I chose pytest as my unit testing framework and as I was trying to keep this project simpler I only tested the main code line but this will actually cover a large amount of the code paths. There are some dependencies for testing this project as the application requires video clips. So I stored two clips in a GCP bucket, one clip that is less than sixty seconds in length and one that is more than sixty seconds. This allows for testing that the code doesn’t fail if the video clip is already the correct length and verify that multiple clips are created in a more normal use case. I then created a script for downloading these files and a pytest fixture that will automatically run that script when the relevant tests are run.

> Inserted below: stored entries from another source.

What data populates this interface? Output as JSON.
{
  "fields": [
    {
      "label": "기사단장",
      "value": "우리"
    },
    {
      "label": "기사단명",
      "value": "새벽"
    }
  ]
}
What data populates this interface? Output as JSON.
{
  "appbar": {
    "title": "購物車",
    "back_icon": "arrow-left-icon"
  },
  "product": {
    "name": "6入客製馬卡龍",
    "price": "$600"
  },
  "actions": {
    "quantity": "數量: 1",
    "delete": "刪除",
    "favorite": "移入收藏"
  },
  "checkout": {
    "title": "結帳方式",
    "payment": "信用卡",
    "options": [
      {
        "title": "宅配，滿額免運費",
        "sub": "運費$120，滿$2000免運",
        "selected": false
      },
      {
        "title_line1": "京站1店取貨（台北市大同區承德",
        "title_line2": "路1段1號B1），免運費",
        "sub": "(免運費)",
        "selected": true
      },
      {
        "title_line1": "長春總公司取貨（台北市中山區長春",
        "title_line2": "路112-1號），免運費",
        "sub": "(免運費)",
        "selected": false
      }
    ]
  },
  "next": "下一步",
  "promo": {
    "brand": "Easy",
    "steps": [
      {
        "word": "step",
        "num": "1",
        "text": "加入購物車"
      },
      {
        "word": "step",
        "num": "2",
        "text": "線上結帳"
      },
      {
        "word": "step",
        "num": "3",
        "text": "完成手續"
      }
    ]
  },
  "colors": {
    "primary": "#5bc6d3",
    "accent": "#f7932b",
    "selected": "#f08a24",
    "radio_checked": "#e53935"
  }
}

I then added a job in the CI file that runs the defined tests every time there is a commit and creates a report file which can be used for code coverage tracking.

Future Roadmap

Now that I have a base project to work from I’ll be looking to make improvements iteratively and writing posts to cover each of them! Here is a little sneak peek of what’s coming down the pipeline:

  • Conversion into a Web Application
  • Infrastructure deployed through Infrastructure as code
  • Increased functionality to remove silence and reduce noise in videos
  • A mobile application (this would be a major stretch goal)

Conclusions

I’ve definitely improved my python knowledge in this project and I’m actually quite proud of the outcome as it really does what I sought out and I was disciplined in not letting scope creep take over. I enjoyed the new concepts and tooling I’ve discovered and believe that I’ve become a more well-rounded technologist because of it.